Di quello che fa lei, in effetti, non ama dire nulla. È difficile tenersi lontana dalle indiscrezioni sulla vita privata?
«A me sembra di essere già molto esposta, sullo schermo e nelle riviste. Faccio il possibile per far conoscere i film, sperando che il pubblico abbia voglia di andare a vederli, perché la considero una missione o quasi. Tutto il resto mi sembra superfluo. Non è neppure un calcolo: sono fatta così».
Dicono che lei chieda ai fotografi di non ritoccare i suoi ritratti. L’età non la preoccupa come spesso succede alle attrici?

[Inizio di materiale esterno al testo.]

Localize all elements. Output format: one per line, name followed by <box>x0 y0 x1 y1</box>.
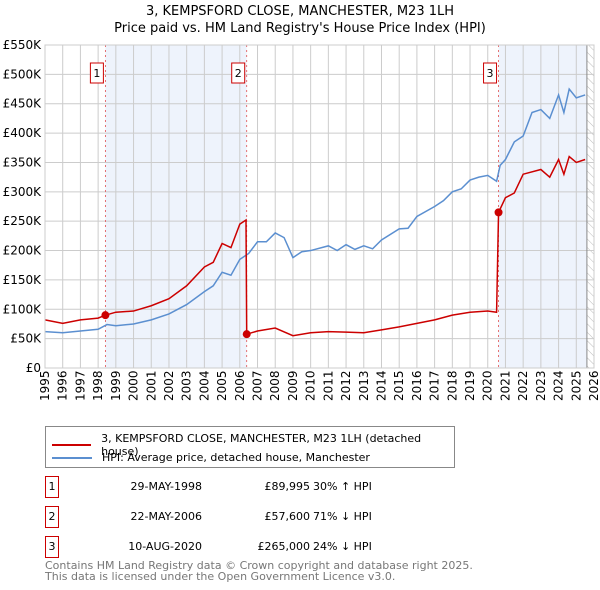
series-line <box>44 87 586 334</box>
x-tick-label: 2002 <box>162 370 176 401</box>
y-tick-label: £50K <box>10 332 42 346</box>
sale-point <box>242 330 251 339</box>
x-tick-label: 2020 <box>481 370 495 401</box>
sale-point <box>494 208 503 217</box>
x-tick-label: 2010 <box>304 370 318 401</box>
x-tick-label: 2018 <box>445 370 459 401</box>
subtitle: Price paid vs. HM Land Registry's House … <box>114 21 486 36</box>
x-tick-label: 2008 <box>268 370 282 401</box>
x-tick-label: 1997 <box>73 370 87 401</box>
x-tick-label: 2022 <box>516 370 530 401</box>
hpi-change: 24% ↓ HPI <box>313 540 372 553</box>
y-tick-label: £450K <box>3 97 43 111</box>
x-tick-label: 2016 <box>410 370 424 401</box>
legend-label: HPI: Average price, detached house, Manc… <box>102 451 370 464</box>
legend-label: 3, KEMPSFORD CLOSE, MANCHESTER, M23 1LH … <box>101 432 422 458</box>
date: 29-MAY-1998 <box>130 480 202 493</box>
x-tick-label: 2019 <box>463 370 477 401</box>
price: £265,000 <box>257 540 311 553</box>
forecast-hatch <box>586 45 594 368</box>
x-tick-label: 2014 <box>374 370 388 401</box>
date: 22-MAY-2006 <box>130 510 202 523</box>
y-tick-label: £200K <box>3 244 43 258</box>
sale-label: 1 <box>93 67 100 80</box>
legend-item-property: 3, KEMPSFORD CLOSE, MANCHESTER, M23 1LH … <box>52 432 454 458</box>
marker-badge: 2 <box>45 506 59 528</box>
legend-item-hpi: HPI: Average price, detached house, Manc… <box>52 451 370 464</box>
transaction-row: 1 29-MAY-1998 £89,995 30% ↑ HPI <box>45 476 545 498</box>
y-tick-label: £0 <box>26 361 41 375</box>
x-tick-label: 2015 <box>392 370 406 401</box>
x-tick-label: 2005 <box>215 370 229 401</box>
title: 3, KEMPSFORD CLOSE, MANCHESTER, M23 1LH <box>145 4 455 19</box>
marker-badge: 1 <box>45 476 59 498</box>
x-tick-label: 2013 <box>357 370 371 401</box>
legend: 3, KEMPSFORD CLOSE, MANCHESTER, M23 1LH … <box>45 426 455 468</box>
sale-label-box <box>231 62 246 84</box>
chart-title: 3, KEMPSFORD CLOSE, MANCHESTER, M23 1LH … <box>0 3 600 37</box>
y-tick-label: £500K <box>3 67 43 81</box>
hpi-change: 71% ↓ HPI <box>313 510 372 523</box>
y-tick-label: £350K <box>3 155 43 169</box>
price-chart: 1995 1996 1997 1998 1999 2000 2001 2002 2003 2004… <box>3 38 600 401</box>
x-tick-label: 2021 <box>498 370 512 401</box>
series-line <box>44 155 586 337</box>
x-tick-label: 1995 <box>38 370 52 401</box>
footer: Contains HM Land Registry data © Crown c… <box>45 560 473 582</box>
x-tick-label: 2000 <box>127 370 141 401</box>
x-tick-label: 1996 <box>56 370 70 401</box>
date: 10-AUG-2020 <box>128 540 202 553</box>
marker-badge: 3 <box>45 536 59 558</box>
x-tick-label: 2025 <box>569 370 583 401</box>
transaction-row: 2 22-MAY-2006 £57,600 71% ↓ HPI <box>45 506 545 528</box>
sale-label: 3 <box>487 67 494 80</box>
x-tick-label: 2024 <box>552 370 566 401</box>
x-tick-label: 2012 <box>339 370 353 401</box>
red-line-swatch <box>52 444 92 446</box>
sale-label: 2 <box>235 67 242 80</box>
shaded-period <box>105 45 247 368</box>
x-tick-label: 2017 <box>428 370 442 401</box>
sale-label-box <box>89 62 104 84</box>
footer-line: Contains HM Land Registry data © Crown c… <box>45 559 473 572</box>
price: £89,995 <box>264 480 311 493</box>
x-tick-label: 2003 <box>180 370 194 401</box>
x-tick-label: 2026 <box>587 370 600 401</box>
y-tick-label: £400K <box>3 126 43 140</box>
x-tick-label: 2023 <box>534 370 548 401</box>
y-tick-label: £250K <box>3 214 43 228</box>
y-tick-label: £550K <box>3 38 43 52</box>
x-tick-label: 2004 <box>197 370 211 401</box>
sale-label-box <box>483 62 498 84</box>
y-tick-label: £150K <box>3 273 43 287</box>
x-tick-label: 2011 <box>321 370 335 401</box>
blue-line-swatch <box>52 456 92 459</box>
y-tick-label: £300K <box>3 185 43 199</box>
shaded-period <box>498 45 587 368</box>
sale-point <box>101 311 110 320</box>
x-tick-label: 1999 <box>109 370 123 401</box>
hpi-change: 30% ↑ HPI <box>313 480 372 493</box>
price: £57,600 <box>264 510 311 523</box>
footer-line: This data is licensed under the Open Gov… <box>45 570 396 583</box>
x-tick-label: 2001 <box>144 370 158 401</box>
transaction-row: 3 10-AUG-2020 £265,000 24% ↓ HPI <box>45 536 545 558</box>
x-tick-label: 2009 <box>286 370 300 401</box>
x-tick-label: 1998 <box>91 370 105 401</box>
x-tick-label: 2007 <box>251 370 265 401</box>
y-tick-label: £100K <box>3 302 43 316</box>
plot-border <box>44 44 595 369</box>
x-tick-label: 2006 <box>233 370 247 401</box>
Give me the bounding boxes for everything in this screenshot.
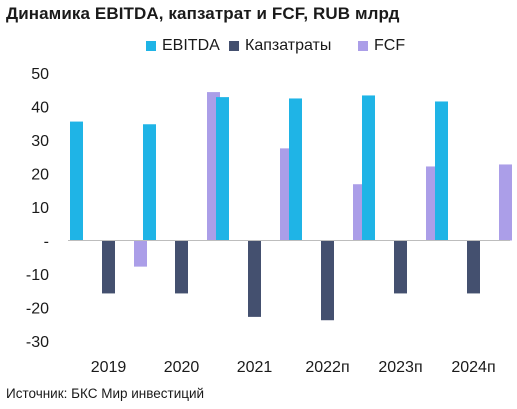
legend-item-fcf: FCF	[358, 37, 405, 55]
bar-ebitda-2022п	[289, 98, 302, 241]
y-tick-label: -20	[26, 301, 49, 318]
legend-item-ebitda: EBITDA	[146, 37, 220, 55]
y-tick-label: 20	[31, 167, 49, 184]
legend-label-fcf: FCF	[374, 37, 406, 54]
chart-title: Динамика EBITDA, капзатрат и FCF, RUB мл…	[6, 4, 400, 23]
y-tick-label: 10	[31, 200, 49, 217]
x-tick-label: 2024п	[451, 359, 495, 376]
y-tick-label: 40	[31, 100, 49, 117]
source-note: Источник: БКС Мир инвестиций	[6, 386, 205, 401]
bar-capex-2022п	[321, 240, 334, 321]
x-tick-label: 2020	[164, 359, 200, 376]
chart-legend: EBITDA Капзатраты FCF	[0, 37, 517, 59]
y-tick-label: 50	[31, 66, 49, 83]
y-tick-label: -	[44, 234, 49, 251]
bar-ebitda-2023п	[362, 95, 375, 241]
legend-swatch-capex	[229, 41, 239, 51]
bar-ebitda-2019	[70, 121, 83, 241]
y-tick-label: -30	[26, 334, 49, 351]
y-tick-label: 30	[31, 133, 49, 150]
x-tick-label: 2022п	[305, 359, 349, 376]
legend-label-capex: Капзатраты	[245, 37, 332, 54]
x-tick-label: 2021	[237, 359, 273, 376]
x-tick-label: 2023п	[378, 359, 422, 376]
bar-ebitda-2020	[143, 124, 156, 241]
bar-capex-2024п	[467, 240, 480, 294]
bar-capex-2020	[175, 240, 188, 294]
x-tick-label: 2019	[91, 359, 127, 376]
y-tick-label: -10	[26, 267, 49, 284]
bar-capex-2021	[248, 240, 261, 317]
bar-ebitda-2021	[216, 97, 229, 241]
legend-label-ebitda: EBITDA	[162, 37, 220, 54]
legend-swatch-ebitda	[146, 41, 156, 51]
legend-swatch-fcf	[358, 41, 368, 51]
bar-ebitda-2024п	[435, 101, 448, 241]
legend-item-capex: Капзатраты	[229, 37, 331, 55]
bar-capex-2019	[102, 240, 115, 294]
bar-capex-2023п	[394, 240, 407, 294]
bar-fcf-2024п	[499, 164, 512, 241]
bar-fcf-2019	[134, 240, 147, 267]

«Vorrei continuare a raccontare donne in cui le spettatrici possano riconoscersi e, per farlo, è importante essere naturali. Per qualche anno si è sentita la mancanza di personaggi femminili sopra i 40 anni, ma le cose stanno lentamente cambiando e io sono ottimista. Non guardo ai 50 con paura, trovo che le don- ne siano molto belle nella maturità intellettuale».